The Balinese gamelan is heavily mythologised in Bali. Each gamelan is considered to house a spirit, which means the instrument(s) are always treated with the utmost respect. You take shoes off before walking onto one, as a sign of respect. You never step over an instrument, just as how you would never step over someone sitting on the floor (or at least, would be very apologetic about it). A true non-believer would scoff at this: how can a spirit exist in an instrument? And yet, I can’t really explain it, but I do think maybe there is something within gamelan that makes playing and witnessing it a spiritual event. There’s a deep sense of connection with the other members of the ensemble, and you enter almost this trance-like state connecting you with everyone else in the room. It’s hard to describe without actually taking part in it. A true atheist would say that there’s some scientific explanation for this, somewhere: something to do with brains synchronising and whatnot. For me, it’s a lot easier to believe that there is a spirit inside the gamelan. What is so wrong with that?
I once went to a Q&A seminar about academia and Indigeneity.

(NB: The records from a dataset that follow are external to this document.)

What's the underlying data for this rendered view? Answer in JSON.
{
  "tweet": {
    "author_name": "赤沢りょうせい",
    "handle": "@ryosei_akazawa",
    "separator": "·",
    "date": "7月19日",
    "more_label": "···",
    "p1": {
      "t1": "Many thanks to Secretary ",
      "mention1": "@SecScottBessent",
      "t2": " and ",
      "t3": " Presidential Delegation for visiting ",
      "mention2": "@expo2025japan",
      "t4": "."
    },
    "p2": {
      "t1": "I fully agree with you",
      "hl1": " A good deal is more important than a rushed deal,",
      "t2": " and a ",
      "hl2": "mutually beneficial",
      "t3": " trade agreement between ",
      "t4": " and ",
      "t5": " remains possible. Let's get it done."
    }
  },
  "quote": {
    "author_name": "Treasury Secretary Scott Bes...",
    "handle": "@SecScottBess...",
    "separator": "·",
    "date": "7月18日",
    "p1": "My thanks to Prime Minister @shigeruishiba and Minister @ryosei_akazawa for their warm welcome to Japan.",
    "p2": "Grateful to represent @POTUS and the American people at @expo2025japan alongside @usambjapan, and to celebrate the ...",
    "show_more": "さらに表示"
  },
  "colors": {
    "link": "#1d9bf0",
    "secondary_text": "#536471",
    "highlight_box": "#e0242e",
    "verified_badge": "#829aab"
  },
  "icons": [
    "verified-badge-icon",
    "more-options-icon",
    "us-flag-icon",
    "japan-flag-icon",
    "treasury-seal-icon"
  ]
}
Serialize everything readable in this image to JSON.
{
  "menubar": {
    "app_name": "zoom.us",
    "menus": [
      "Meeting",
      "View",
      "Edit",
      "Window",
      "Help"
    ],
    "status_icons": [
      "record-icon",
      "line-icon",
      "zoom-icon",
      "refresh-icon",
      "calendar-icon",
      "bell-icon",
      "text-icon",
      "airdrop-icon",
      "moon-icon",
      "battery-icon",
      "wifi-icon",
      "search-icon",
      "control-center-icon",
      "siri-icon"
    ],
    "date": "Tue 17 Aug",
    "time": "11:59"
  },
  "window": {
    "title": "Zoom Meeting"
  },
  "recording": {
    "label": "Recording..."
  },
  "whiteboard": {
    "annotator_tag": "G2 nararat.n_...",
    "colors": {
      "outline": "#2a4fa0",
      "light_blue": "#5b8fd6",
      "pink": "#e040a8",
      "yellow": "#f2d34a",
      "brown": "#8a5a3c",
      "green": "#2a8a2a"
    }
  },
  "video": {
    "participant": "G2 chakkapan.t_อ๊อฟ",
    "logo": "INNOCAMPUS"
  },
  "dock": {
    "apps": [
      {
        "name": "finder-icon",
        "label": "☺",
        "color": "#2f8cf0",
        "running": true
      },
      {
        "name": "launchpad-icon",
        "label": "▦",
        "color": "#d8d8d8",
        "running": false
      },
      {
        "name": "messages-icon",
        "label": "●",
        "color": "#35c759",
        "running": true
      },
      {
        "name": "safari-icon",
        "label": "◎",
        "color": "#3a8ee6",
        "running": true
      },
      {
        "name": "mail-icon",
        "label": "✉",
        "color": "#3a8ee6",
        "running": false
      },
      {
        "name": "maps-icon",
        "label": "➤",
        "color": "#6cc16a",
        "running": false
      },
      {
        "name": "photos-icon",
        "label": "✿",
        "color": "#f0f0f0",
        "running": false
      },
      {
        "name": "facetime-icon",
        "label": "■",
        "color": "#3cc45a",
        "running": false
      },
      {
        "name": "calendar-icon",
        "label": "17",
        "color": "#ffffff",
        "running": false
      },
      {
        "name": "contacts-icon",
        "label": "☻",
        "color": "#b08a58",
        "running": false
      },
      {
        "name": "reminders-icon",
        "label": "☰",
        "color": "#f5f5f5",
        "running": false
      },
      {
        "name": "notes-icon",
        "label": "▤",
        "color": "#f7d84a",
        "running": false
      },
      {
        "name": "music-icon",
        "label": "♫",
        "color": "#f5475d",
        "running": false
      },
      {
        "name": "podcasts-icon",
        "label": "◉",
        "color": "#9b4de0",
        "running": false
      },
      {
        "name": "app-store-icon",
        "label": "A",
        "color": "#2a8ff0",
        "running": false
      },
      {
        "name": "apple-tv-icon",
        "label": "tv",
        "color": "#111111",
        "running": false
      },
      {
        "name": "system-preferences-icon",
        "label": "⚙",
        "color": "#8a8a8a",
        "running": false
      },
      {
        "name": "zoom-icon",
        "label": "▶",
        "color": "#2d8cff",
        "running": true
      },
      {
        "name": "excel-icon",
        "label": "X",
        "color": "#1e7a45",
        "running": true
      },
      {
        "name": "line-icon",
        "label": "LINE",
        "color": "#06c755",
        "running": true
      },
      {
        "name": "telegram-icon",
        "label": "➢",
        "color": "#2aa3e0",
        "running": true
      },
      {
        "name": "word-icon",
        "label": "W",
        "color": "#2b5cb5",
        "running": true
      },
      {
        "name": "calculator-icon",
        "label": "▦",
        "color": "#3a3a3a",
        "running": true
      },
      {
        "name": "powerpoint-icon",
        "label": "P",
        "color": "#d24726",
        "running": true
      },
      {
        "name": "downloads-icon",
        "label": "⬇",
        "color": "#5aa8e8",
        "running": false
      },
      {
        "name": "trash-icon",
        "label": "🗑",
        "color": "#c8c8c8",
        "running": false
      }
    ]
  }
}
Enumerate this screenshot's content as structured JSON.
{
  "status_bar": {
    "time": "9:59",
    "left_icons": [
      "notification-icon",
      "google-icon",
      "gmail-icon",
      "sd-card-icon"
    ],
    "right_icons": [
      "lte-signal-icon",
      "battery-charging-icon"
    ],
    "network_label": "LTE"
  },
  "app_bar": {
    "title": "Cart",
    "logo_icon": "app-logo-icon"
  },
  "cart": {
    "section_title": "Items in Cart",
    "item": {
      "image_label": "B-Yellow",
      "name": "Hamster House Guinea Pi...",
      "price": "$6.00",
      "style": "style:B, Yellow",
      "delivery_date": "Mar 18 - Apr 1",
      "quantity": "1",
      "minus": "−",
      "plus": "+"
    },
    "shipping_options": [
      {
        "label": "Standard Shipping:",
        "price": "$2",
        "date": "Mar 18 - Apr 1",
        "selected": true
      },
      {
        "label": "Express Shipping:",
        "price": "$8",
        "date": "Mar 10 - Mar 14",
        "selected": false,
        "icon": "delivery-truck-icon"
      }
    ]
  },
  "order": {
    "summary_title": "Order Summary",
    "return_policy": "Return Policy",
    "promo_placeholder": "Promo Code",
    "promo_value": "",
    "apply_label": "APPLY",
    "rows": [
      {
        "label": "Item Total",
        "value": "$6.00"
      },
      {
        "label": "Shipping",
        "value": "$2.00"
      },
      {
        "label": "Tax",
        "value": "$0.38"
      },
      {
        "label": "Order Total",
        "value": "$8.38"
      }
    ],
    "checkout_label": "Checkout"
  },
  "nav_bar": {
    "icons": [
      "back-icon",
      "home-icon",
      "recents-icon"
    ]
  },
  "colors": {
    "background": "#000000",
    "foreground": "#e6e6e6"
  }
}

Someone with Indigenous heritage from Canada asked about a conflicting idea they had: their people said they had existed on their lands forever, having descended from the sun, but geologically he knew they had really come across on a land bridge from Europe thousands of years ago. How could he hold both of these things at the same time? Obviously his people had not been there forever. The (rather astute) response was (paraphrasing): “Dude, your people have been there for thousands of years. At what point do you draw the line on being somewhere forever?” Scientifically, his people may have come across a land-bridge. Spiritually, why shouldn’t they consider themselves as being there forever? What difference does it make?
As a result of all this, I’m coming to be quite soft on religion and spirituality. I think for most people these help maintain connection to life, provide space for reflection and journalling, and allow for greater understanding of purpose. Of course, there are still issues with many organised religions: power struggles, abuse of power and abuse more broadly, political influence, and so on. But I also think these are separate from the personal sense of spirituality and religion we all individually have. I think a Catholic does not necessarily support the Vatican; a Muslim does not necessarily want Shariah law. Ultimately, I think it’s about finding something that helps connect us to whatever sense of spirituality we have, and I think that’s something we should all be doing a bit more, regardless of religious belief.